The brain also signals the heart to stop pumping so hard. 

These effects cause a reduction in blood pressure. 

There’s a chance your pressure might fall too low with the use of this type of medication. 

This might cause weakness and dizziness.

10. Peripheral Adrenergic Inhibitors

When your brain sends messages through neurotransmitters, some of them instruct the blood vessels to constrict. 

Further narrowing of blood vessels in those already dealing with hypertension causes more trouble. 

These drugs block those messages from the brain. 

As a result, blood vessels don’t constrict. 

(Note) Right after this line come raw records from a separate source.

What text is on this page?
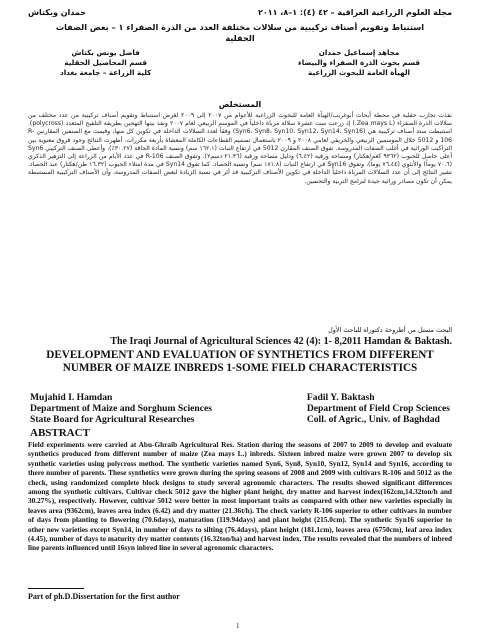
مجلة العلوم الزراعية العراقية – ٤٢ (٤): ١–٨، ٢٠١١
حمدان وبكتاش
استنباط وتقويم أصناف تركيبية من سلالات مختلفة العدد من الذرة الصفراء ١ – بعض الصفات الحقلية
مجاهد إسماعيل حمدان
قسم بحوث الذرة الصفراء والبيضاء
الهيأة العامة للبحوث الزراعية
فاضل يونس بكتاش
قسم المحاصيل الحقلية
كلية الزراعة – جامعة بغداد
المستخلص
نفذت تجارب حقلية في محطة أبحاث أبوغريب/الهيأة العامة للبحوث الزراعية للأعوام من ٢٠٠٧ إلى ٢٠٠٩ لغرض استنباط وتقويم أصناف تركيبية من عدد مختلف من سلالات الذرة الصفراء (Zea mays L.) إذ زرعت ست عشرة سلالة مرباة داخلياً في الموسم الربيعي لعام ٢٠٠٧ ونفذ بينها التهجين بطريقة التلقيح المتعدد (polycross). استنبطت ستة أصناف تركيبية هي (Syn6، Syn8، Syn10، Syn12، Syn14، Syn16) وفقاً لعدد السلالات الداخلة في تكوين كل منها، وقيمت مع الصنفين المقارنين R-106 و 5012 خلال الموسمين الربيعي والخريفي لعامي ٢٠٠٨ و ٢٠٠٩ باستعمال تصميم القطاعات الكاملة المعشاة بأربعة مكررات. أظهرت النتائج وجود فروق معنوية بين التراكيب الوراثية في أغلب الصفات المدروسة. تفوق الصنف المقارن 5012 في ارتفاع النبات (١٦٢.١ سم) ونسبة المادة الجافة (٣٠.٢٧٪)، وأعطى الصنف التركيبي Syn6 أعلى حاصل للحبوب (٩٣٦٢ كغم/هكتار) ومساحة ورقية (٦.٤٢) ودليل مساحة ورقية (٢١.٣٦ دسم٢). وتفوق الصنف R-106 في عدد الأيام من الزراعة إلى التزهير الذكري (٧٠.٦ يوماً) والأنثوي (٧٦.٤٤ يوماً)، وتفوق Syn16 في ارتفاع النبات (١٨١.٨ سم) ونسبة الحصاد. كما تفوق Syn14 في مدة امتلاء الحبوب (١٦.٣٢ طن/هكتار) عند الحصاد. تشير النتائج إلى أن عدد السلالات المرباة داخلياً الداخلة في تكوين الأصناف التركيبية قد أثر في نسبة الزيادة لبعض الصفات المدروسة، وأن الأصناف التركيبية المستنبطة يمكن أن تكون مصادر وراثية جيدة لبرامج التربية والتحسين.
البحث مستل من أطروحة دكتوراه للباحث الأول
The Iraqi Journal of Agricultural Sciences 42 (4): 1- 8,2011 Hamdan & Baktash.
DEVELOPMENT AND EVALUATION OF SYNTHETICS FROM DIFFERENT NUMBER OF MAIZE INBREDS 1-SOME FIELD CHARACTERISTICS
Mujahid I. Hamdan
Department of Maize and Sorghum Sciences
State Board for Agricultural Researches
Fadil Y. Baktash
Department of Field Crop Sciences
Coll. of Agric., Univ. of Baghdad
ABSTRACT
Field experiments were carried at Abu-Ghraib Agricultural Res. Station during the seasons of 2007 to 2009 to develop and evaluate synthetics produced from different number of maize (Zea mays L.) inbreds. Sixteen inbred maize were grown 2007 to develop six synthetic varieties using polycross method. The synthetic varieties named Syn6, Syn8, Syn10, Syn12, Syn14 and Syn16, according to there number of parents. These synthetics were grown during the spring seasons of 2008 and 2009 with cultivars R-106 and 5012 as the check, using randomized complete block designs to study several agronomic characters. The results showed significant differences among the synthetic cultivars. Cultivar check 5012 gave the higher plant height, dry matter and harvest index(162cm,14.32ton/h and 30.27%), respectively. However, cultivar 5012 were better in most important traits as compared with other new varieties especially in leaves area (9362cm), leaves area index (6.42) and dry matter (21.36t/h). The check variety R-106 superior to other cultivars in number of days from planting to flowering (70.6days), maturation (119.94days) and plant height (215.0cm). The synthetic Syn16 superior to other new varieties except Syn14, in number of days to silting (76.4days), plant height (181.1cm), leaves area (6750cm), leaf area index (4.45), number of days to maturity dry matter contents (16.32ton/ha) and harvest index. The results revealed that the numbers of inbred line parents influenced until 16syn inbred line in several agronomic characters.
Part of ph.D.Dissertation for the first author
1
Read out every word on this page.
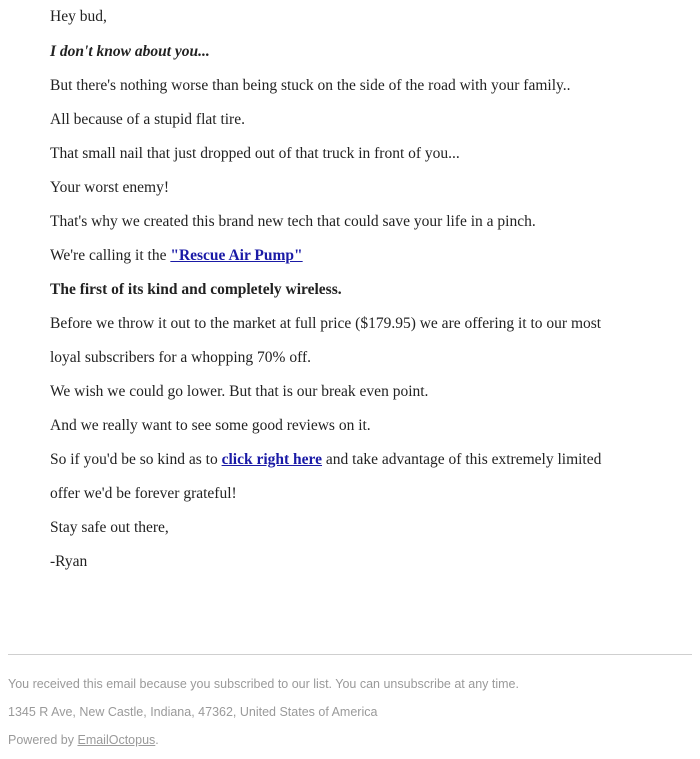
Hey bud,
I don't know about you...
But there's nothing worse than being stuck on the side of the road with your family..
All because of a stupid flat tire.
That small nail that just dropped out of that truck in front of you...
Your worst enemy!
That's why we created this brand new tech that could save your life in a pinch.
We're calling it the "Rescue Air Pump"
The first of its kind and completely wireless.
Before we throw it out to the market at full price ($179.95) we are offering it to our most
loyal subscribers for a whopping 70% off.
We wish we could go lower. But that is our break even point.
And we really want to see some good reviews on it.
So if you'd be so kind as to click right here and take advantage of this extremely limited
offer we'd be forever grateful!
Stay safe out there,
-Ryan
You received this email because you subscribed to our list. You can unsubscribe at any time.
1345 R Ave, New Castle, Indiana, 47362, United States of America
Powered by EmailOctopus.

Blood starts to flow normally through relaxed vessels. 

Hence, blood pressure is reduced. 

Diarrhea or heartburn could be side-effects of this drug.

11. Vasodilators

There are several smaller arteries in your body called arterioles. 

Each of them has muscles on their walls that contract heavily in hypertension. 

This causes less blood flow. 

Vasodilators ensure these muscles are relaxed. 

As a result, there’s a larger space for blood to flow through these arterioles. 

Thus, there’s a drop in blood pressure. 

These drugs could cause headaches and palpitations.

Knowing about the different kinds of blood pressure medications could ease your mind while talking to your doctor. 

Depending on the severity of your hypertension and your other medical conditions, your doctor might prescribe one or more of these drugs. 

Either way, don’t ignore high blood pressure numbers. 

Prescribed medications are often needed to get those numbers under control and prevent life-threatening situations.